Shell Enters Angola Acreage Through Farm-In With Chevron Subsidiary

Shell Plc has acquired a 35% stake in two offshore oil blocks in Angola through a farm-in deal with Chevron’s subsidiary, strengthening its upstream presence in southern Africa.

Shell Enters Angola Acreage Through Farm-In With Chevron Subsidiary

By Naija Enquirer Staff

Shell Plc has signed an agreement to acquire a 35 per cent stake in two offshore oil blocks in Angola through a farm-in deal with a subsidiary of Chevron Corporation, marking the company’s entry into new acreage in the southern African nation.

The London-based energy major disclosed on Tuesday that the transaction involves Cabinda Gulf Oil Company Ltd, Chevron’s Angolan subsidiary. While the financial terms of the agreement were not disclosed, Shell confirmed that the deal has received approval from the Angolan government and is now subject to the completion of final legal requirements.

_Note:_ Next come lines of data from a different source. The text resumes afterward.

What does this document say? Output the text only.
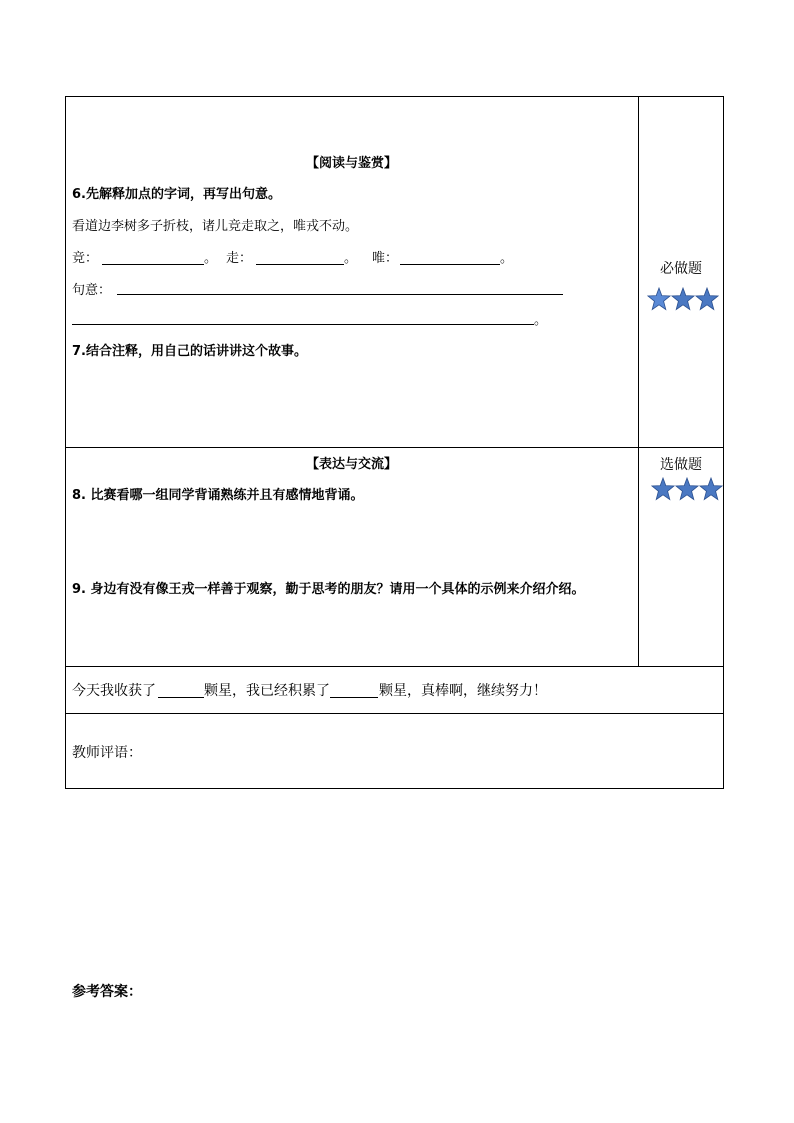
【阅读与鉴赏】
6.先解释加点的字词，再写出句意。
看道边李树多子折枝，诸儿竞走取之，唯戎不动。
竞：	。 走：	。 唯：	。
句意：
。
7.结合注释，用自己的话讲讲这个故事。
必做题
【表达与交流】
8. 比赛看哪一组同学背诵熟练并且有感情地背诵。
9. 身边有没有像王戎一样善于观察，勤于思考的朋友？请用一个具体的示例来介绍介绍。
选做题
今天我收获了	颗星，我已经积累了	颗星，真棒啊，继续努力！
教师评语：
参考答案：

According to Shell, the farm-in aligns with its strategy of making disciplined investments in its upstream portfolio where commercially attractive opportunities emerge.

“We will continue to invest in our upstream business in a disciplined way where the right opportunities arise,” the company said in an emailed statement. “New exploration, such as in Angola, is important to sustaining production into the 2030s.”

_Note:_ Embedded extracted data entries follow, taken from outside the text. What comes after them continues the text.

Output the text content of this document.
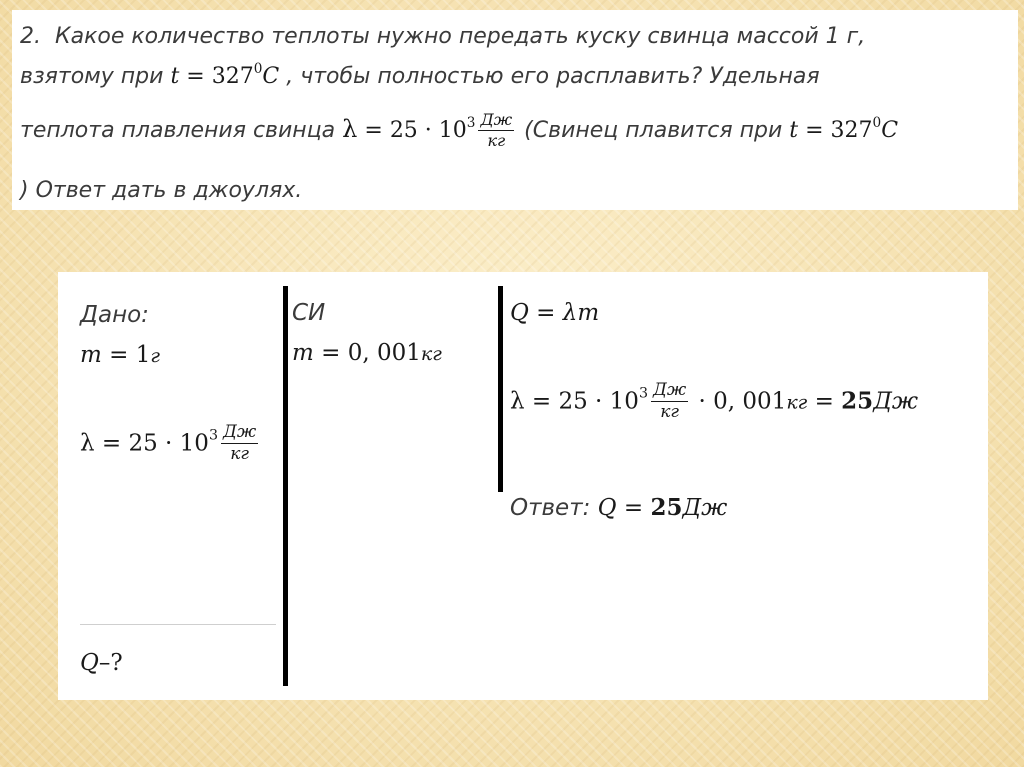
2. Какое количество теплоты нужно передать куску свинца массой 1 г,
взятому при $t = 327^0C$ , чтобы полностью его расплавить? Удельная
теплота плавления свинца $\lambda = 25 \cdot 10^3 \frac{Дж}{кг}$ (Свинец плавится при $t = 327^0C$
) Ответ дать в джоулях.
Дано:
m = 1г
$\lambda = 25 \cdot 10^3 \frac{Дж}{кг}$
Q–?
СИ
m = 0, 001кг
Q = λm
$\lambda = 25 \cdot 10^3 \frac{Дж}{кг} \cdot 0$, 001кг = 25Дж
Ответ: Q = 25Дж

The move strengthens Shell’s footprint in Africa’s offshore oil and gas sector at a time when Angola is seeking to maintain production levels through new exploration and investment.

Angola, one of Africa’s top oil producers, has in recent years stepped up efforts to attract international oil companies by improving fiscal terms and promoting new licensing rounds, particularly in offshore basins.

The farm-in agreement adds to ongoing activity by major global energy companies positioning for long-term upstream growth amid tighter global supply dynamics.